Normally, students and academia are off limits from diplomatic tensions.  I am especially loathe to punish young people for the crimes of a regime.  But the recent arrests at Harvard and Yale of faculty members for lying about their Chinese ties and the IP theft has been rampant.  We have no reliable way of vetting who is conducting espionage or IP theft for the CCP and both direct theft and the running parallel labs have been well documented by our intelligence agencies.  Finally, if Communism is a superior system, why should WE be educating their youth, only to be competitors.  Scott Adams proposed to send 1 student back for every Chinese fentanyl death.  I would go further.  Send them all home.
Set Off
In commercial life, it is often the case that you may exercise set off rights.  In other words if you owe someone money, but you are harmed by them, you set off the amount of debt by the monetized value of the harm.  The damage done by the Chinese criminal negligence and coverup of COVID19 is enormous.  People died; lives will be permanently altered.  We should consider telling the Chinese that we are setting off against U.S. obligations held in China; we will only pay, say, 75% of the obligation owed.  Sure, it would roil markets.  But our markets have already been roiled.

Taxing investments in China. – Private equity especially helped gut our manufacturing base.  Whole funds were dedicated to buying companies, outsourcing to China and then flipping it for a handsome profit (sound familiar, Mitt?).   I would propose an outbound capital tariff.  PE firms that do this would be subject to an automatic carried interest tax to end this game.  A parallel levy would be instituted on corporations.

Dissolve NATO and Replace
It’s pretty clear that NATO has major issues.  It is a Cold War remnant.  Many members won’t live up to their commitments and Turkey clearly doesn’t belong but there is no mechanism to expel them. I would consider dissolving NATO and replacing it with a reformed hub and spoke concept, with branches in  Europe, the Middle East,  and Asia.   It would be anchored by Poland, Hungary and the Czech Republic in Europe, India in Asia, and perhaps Saudi Arabia and Israel in the Middle East to push back against Iran.  We could call it the Association of Independent States or something and it would be a mutual defense and trading organization.

Stop the Stupid Stuff
The Paris Accord was probably the dumbest treaty I have ever seen.  It gave China a pass on emissions until 2025 while hamstringing the U.S. with harsh emissions standards.  Worse, it formed a “green fund” to develop “green projects” in developing nations that China was exempt from contributing.  Trump was absolutely correct in jettisoning this one-sided deal.  Likewise, he was correct in kicking the TPP to the curb.  At bottom, good trading partners don’t steal each other’s stuff. 
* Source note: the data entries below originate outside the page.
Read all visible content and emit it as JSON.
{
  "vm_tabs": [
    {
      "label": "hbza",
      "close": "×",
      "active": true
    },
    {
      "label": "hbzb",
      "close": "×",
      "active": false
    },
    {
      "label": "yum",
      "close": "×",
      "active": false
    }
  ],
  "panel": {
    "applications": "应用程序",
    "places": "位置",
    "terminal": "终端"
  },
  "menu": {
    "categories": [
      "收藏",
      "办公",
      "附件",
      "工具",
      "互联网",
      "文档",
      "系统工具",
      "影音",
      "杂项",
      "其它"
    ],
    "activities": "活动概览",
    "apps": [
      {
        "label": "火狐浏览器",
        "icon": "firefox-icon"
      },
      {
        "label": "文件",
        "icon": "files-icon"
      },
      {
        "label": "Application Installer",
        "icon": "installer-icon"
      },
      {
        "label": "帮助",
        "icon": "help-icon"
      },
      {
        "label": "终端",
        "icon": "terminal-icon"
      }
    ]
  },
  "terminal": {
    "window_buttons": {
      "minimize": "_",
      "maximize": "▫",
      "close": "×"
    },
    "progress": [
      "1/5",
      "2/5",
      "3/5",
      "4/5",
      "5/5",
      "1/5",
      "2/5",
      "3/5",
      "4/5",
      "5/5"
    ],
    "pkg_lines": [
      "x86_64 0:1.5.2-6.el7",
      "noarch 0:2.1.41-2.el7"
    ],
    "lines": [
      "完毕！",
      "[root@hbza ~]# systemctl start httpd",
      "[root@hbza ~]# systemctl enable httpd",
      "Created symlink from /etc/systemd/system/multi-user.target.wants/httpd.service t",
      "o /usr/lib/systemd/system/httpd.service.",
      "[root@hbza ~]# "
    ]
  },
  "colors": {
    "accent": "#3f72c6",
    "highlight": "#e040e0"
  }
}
Asia expert Meredith Sumpter said she “fears the deterioration of U.S.-China relations” after COVID19.  But a more accurate term would be “realistically adjusted.”   We made a horrible strategic error in allowing China into the WTO in the mid 90s and assumed it would become a more responsible world player.  If anything, it has become more authoritarian, more aggressive and with COVID19 coverup, the regime has demonstrated that it is willing to violate norms of international behavior, and inflict enormous harm on the world.  Post-pandemic, it cannot be status quo ante.   Of course some of my ideas are very raw and would need lots of work but we need to take real, concrete countermeasures after the pandemic ends.